Humanist Vampire Seeking Consenting Suicidal Person has bite and heart

A film for the weirdos with compelling performances from its young leads.
Humanist Vampire via Drafthouse Films
Humanist Vampire via Drafthouse Films /

Humanist Vampire Seeking Consenting Suicidal Person has the potential to become a popular cult movie. The horror comedy/coming-of-age flick should resonate with the misfits who want, more than anything, to find a friend. Yes, this is one of those types of films. Though it doesn't really say anything new, it's still one heck of an entertaining ride with plenty of bite, laughs, and touching moments.

Directed by Ariane Louis-Seize, who penned the script with Christine Doyan, the French-Canadian feature stars Sara Montpetit as Sasha. She's a vampire, a vampire who doesn't want to kill because she's just too sensitive. In fact, during the rip-roaring opening, Sasha's parents trap a magician in a trunk and urge Sasha to feed during her birthday. She's just a kid at the time and refuses. When they run a series of tests, including one that has her watch Night of the Living Dead, she squirms and protests the violence.

After that opening, Sasha is all grown up, and her parents, played by Sophie Cadieux and Steve Laplante, disown her because she refuses to feed on humans and instead, sips her blood from a straw like an adult still drinking juice boxes. Mom and dad have simply had enough and send her to live with the ever-bloodthirsty Denise (Noémie O'Farrell), Sasha's cousin.

The contrast between these characters adds to the laughs. Denise, always eager for the next meal, has no qualms about killing, while Sasha remains reserved and hesitant. However, because her family cuts off the blood supply, she has to murder and starts attending meetings for those on the cusp of suicide. It's there where she meets teenager Paul (Félix-Antoine Bénard).

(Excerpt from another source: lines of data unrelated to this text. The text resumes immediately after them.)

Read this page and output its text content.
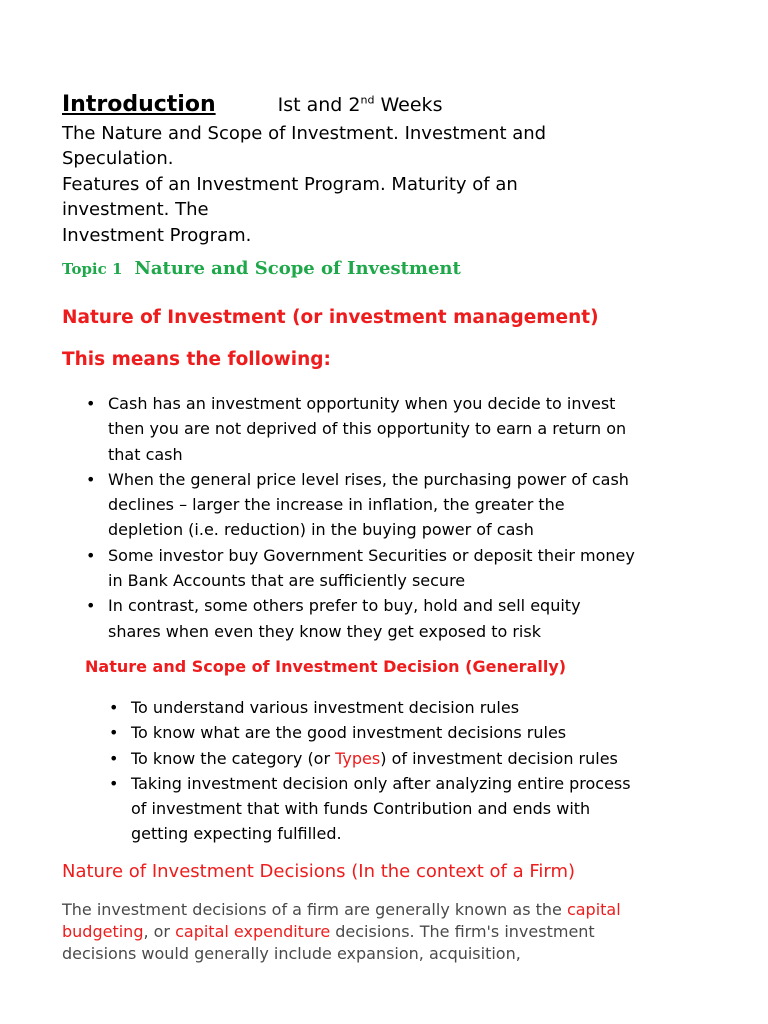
Introduction	Ist and 2nd Weeks
The Nature and Scope of Investment. Investment and
Speculation.
Features of an Investment Program. Maturity of an
investment. The
Investment Program.
Topic 1 Nature and Scope of Investment
Nature of Investment (or investment management)
This means the following:
• Cash has an investment opportunity when you decide to invest
then you are not deprived of this opportunity to earn a return on
that cash
• When the general price level rises, the purchasing power of cash
declines – larger the increase in inflation, the greater the
depletion (i.e. reduction) in the buying power of cash
• Some investor buy Government Securities or deposit their money
in Bank Accounts that are sufficiently secure
• In contrast, some others prefer to buy, hold and sell equity
shares when even they know they get exposed to risk
Nature and Scope of Investment Decision (Generally)
• To understand various investment decision rules
• To know what are the good investment decisions rules
• To know the category (or Types) of investment decision rules
• Taking investment decision only after analyzing entire process
of investment that with funds Contribution and ends with
getting expecting fulfilled.
Nature of Investment Decisions (In the context of a Firm)
The investment decisions of a firm are generally known as the capital
budgeting, or capital expenditure decisions. The firm's investment
decisions would generally include expansion, acquisition,
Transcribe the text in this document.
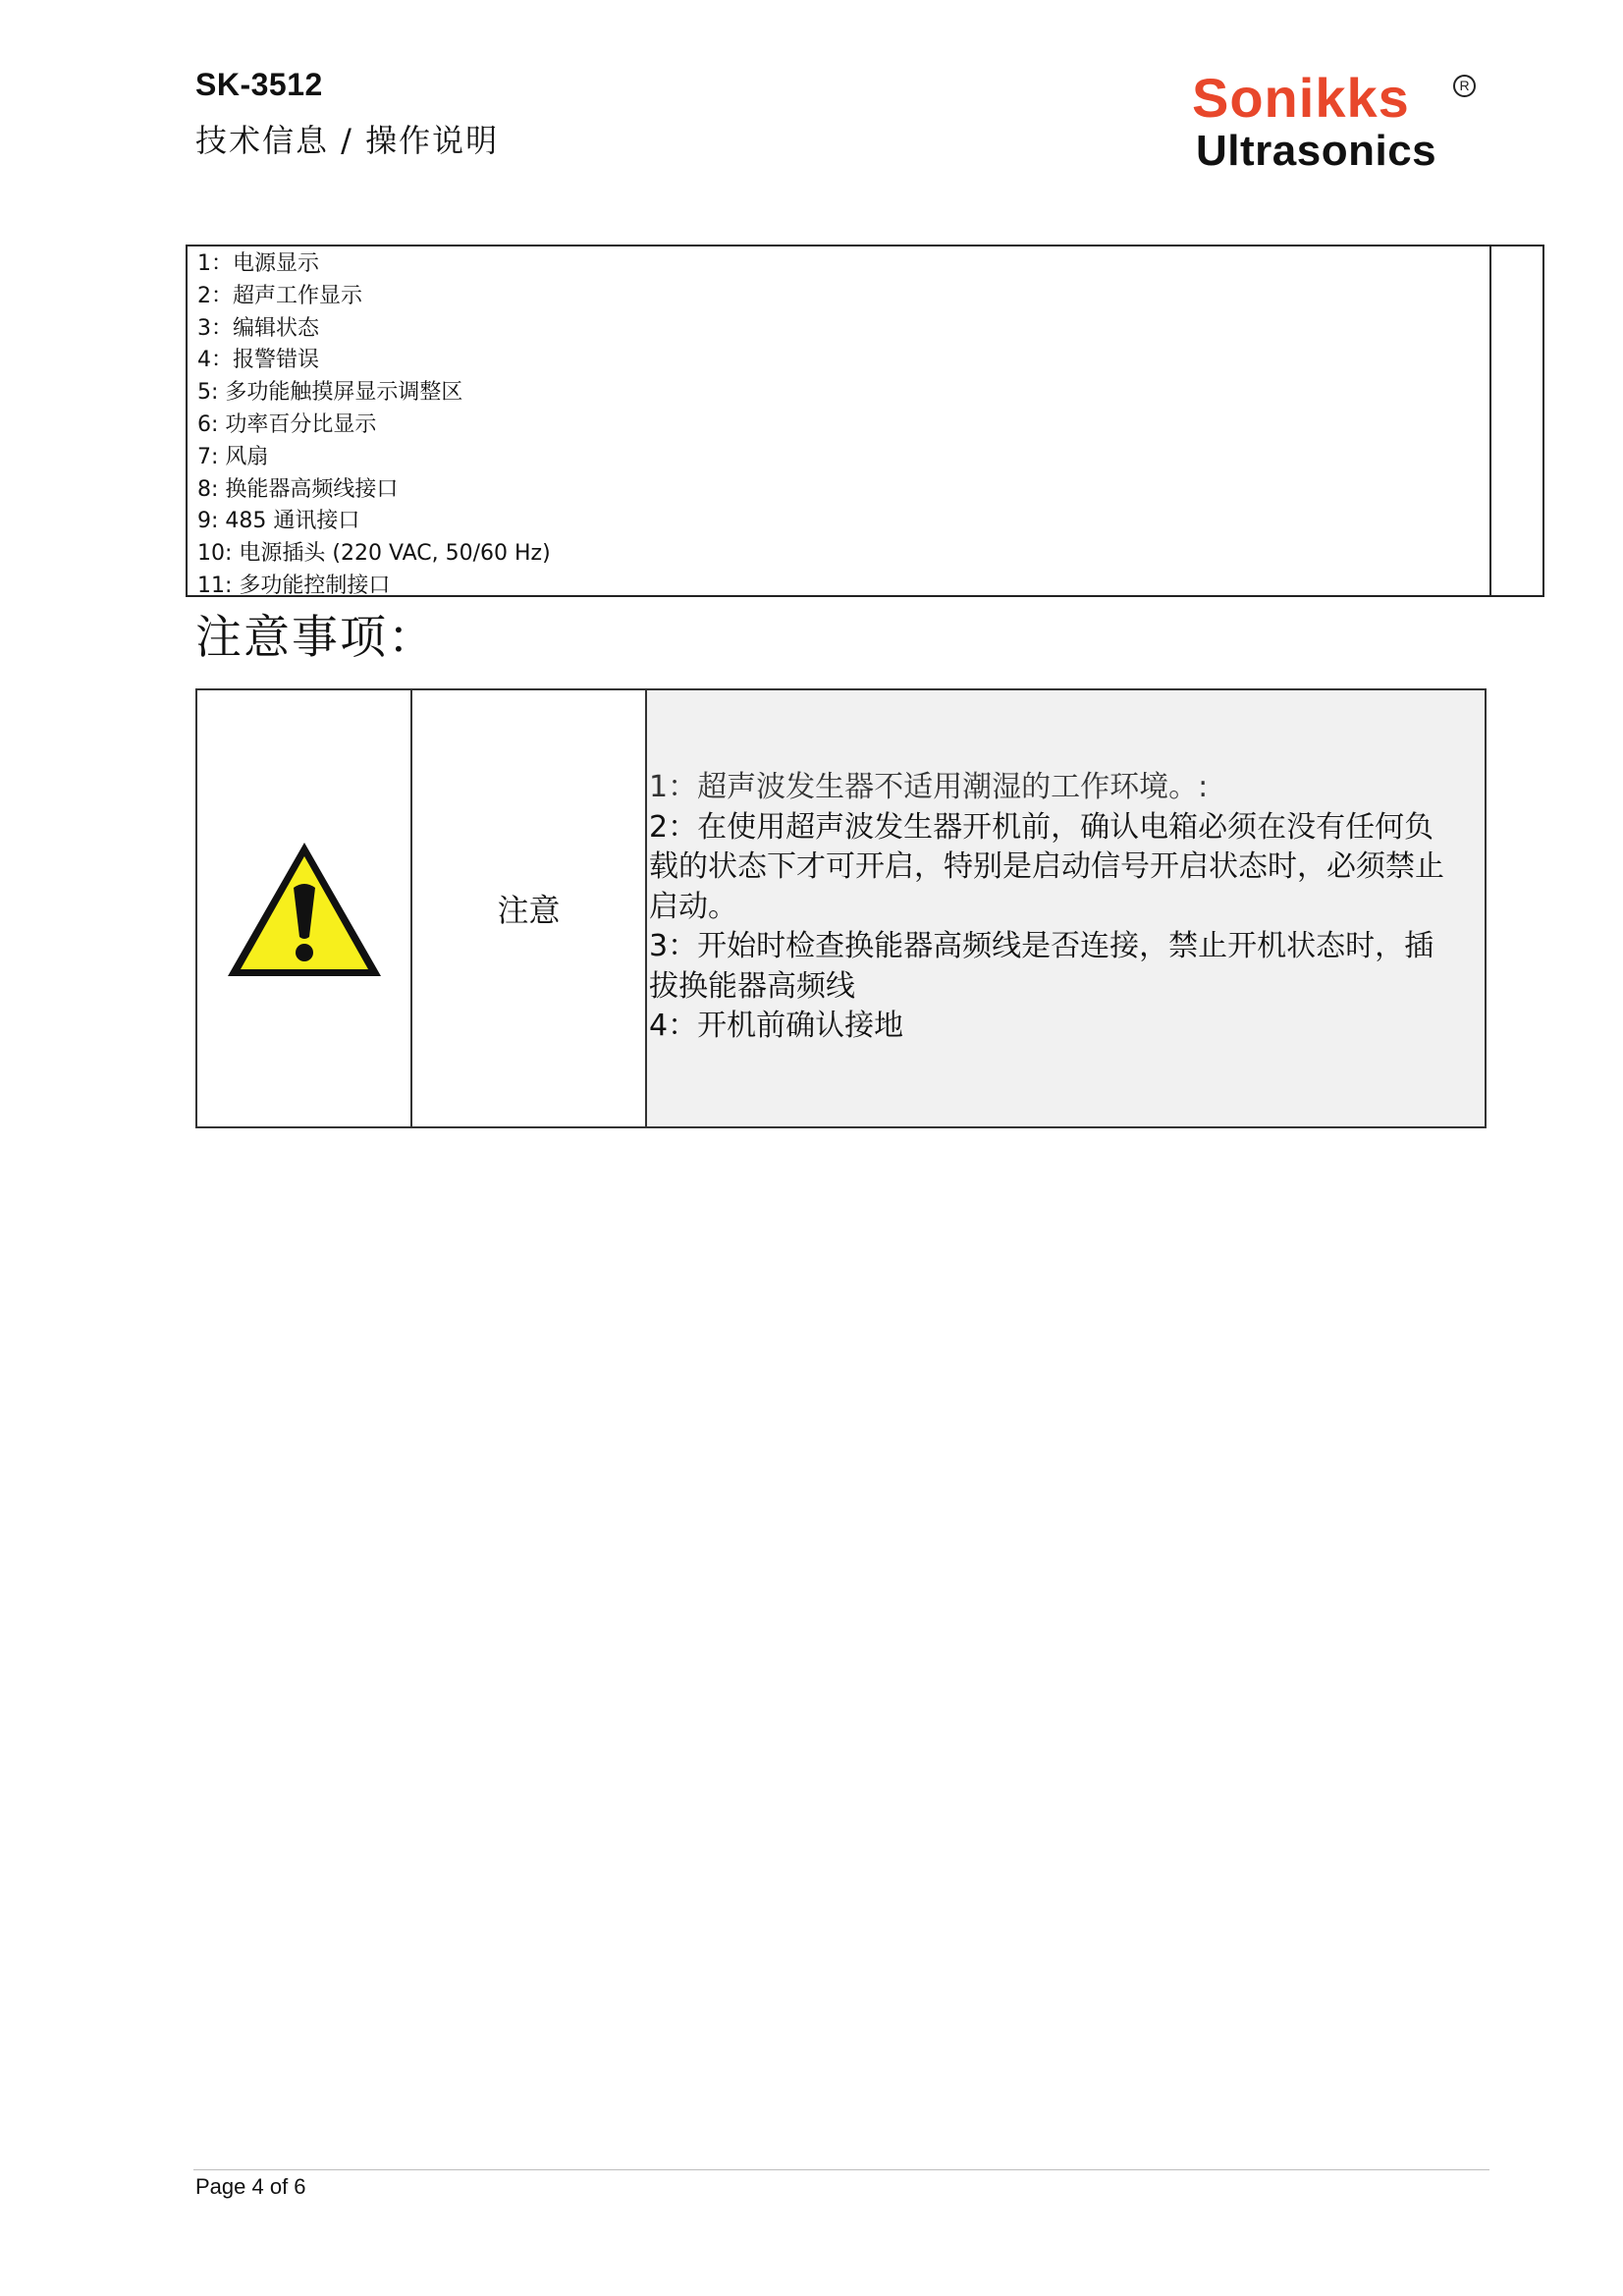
SK-3512
技术信息 / 操作说明
Sonikks	R
Ultrasonics
1：电源显示
2：超声工作显示
3：编辑状态
4：报警错误
5: 多功能触摸屏显示调整区
6: 功率百分比显示
7: 风扇
8: 换能器高频线接口
9: 485 通讯接口
10: 电源插头 (220 VAC, 50/60 Hz)
11: 多功能控制接口
注意事项：
注意
1：超声波发生器不适用潮湿的工作环境。:
2：在使用超声波发生器开机前，确认电箱必须在没有任何负
载的状态下才可开启，特别是启动信号开启状态时，必须禁止
启动。
3：开始时检查换能器高频线是否连接，禁止开机状态时，插
拔换能器高频线
4：开机前确认接地
Page 4 of 6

This is very much Sasha and Paul's movie, and it's a heck of a lot of fun watching their relationship blossom, coupled with Sasha's conflict of needing to feed, lest her family completly ditch her. Like Sasha, Paul is an outcast and on the cusp of jumping off a building when Sasha first encounters him. Yet, through each other, they grow more comfortable with their identity and take refuge in the bonds of friendship that they forge. Near the halfway point, there's one especially endearing scene when Sasha puts on a record, starts lip-synching to it, and urges Paul to dance. It's simply a moving sequence, a moment when two outcasts find each other.

Anaëlle Béglet, Jeanne-Marie Poulain, Line Sander Egede, Ariane Louis-Seize, Irène Bessone
2023 Toronto International Film Festival - "Humanist Vampire Seeking Consenting Suicidal Person" / Brian de Rivera Simon/GettyImages

Some of this film's influences are quite clear. The relationship between Sasha and Paul resembles that of Eli and Oskar in Let the Right One In. Unlike, Eli, however, who has no reservations about killing when she needs to, or to save Oskar from bullies who nearly drown him, Sasha is far shier about her power and even struggles flashing her fangs. Still, the relationship between Eli and Oskar and Paul and Sasha isn't all that dissimilar. I was also reminded of other films like Ghost World, and, to a lesser extent, A Girl Walks Home Alone at Night. In regard to the later, both films have hipster vampires.

Yet, while some of the influences may be obvious, and while the film doesn't necessarily say anything new, this also very much feels like Louis-Seize's feature, rich in character development and a coming-of-age story with dashes of horror and dark humor. She's a director to watch. Humanist Vampire Seeking Consenting Suicidal Person is a film for the weirdos with compelling performances from its young leads.

Humanist Vampire Seeking Consenting Suicidal Person opens in NYC and LA theaters on June 21 with a wider rollout to follow.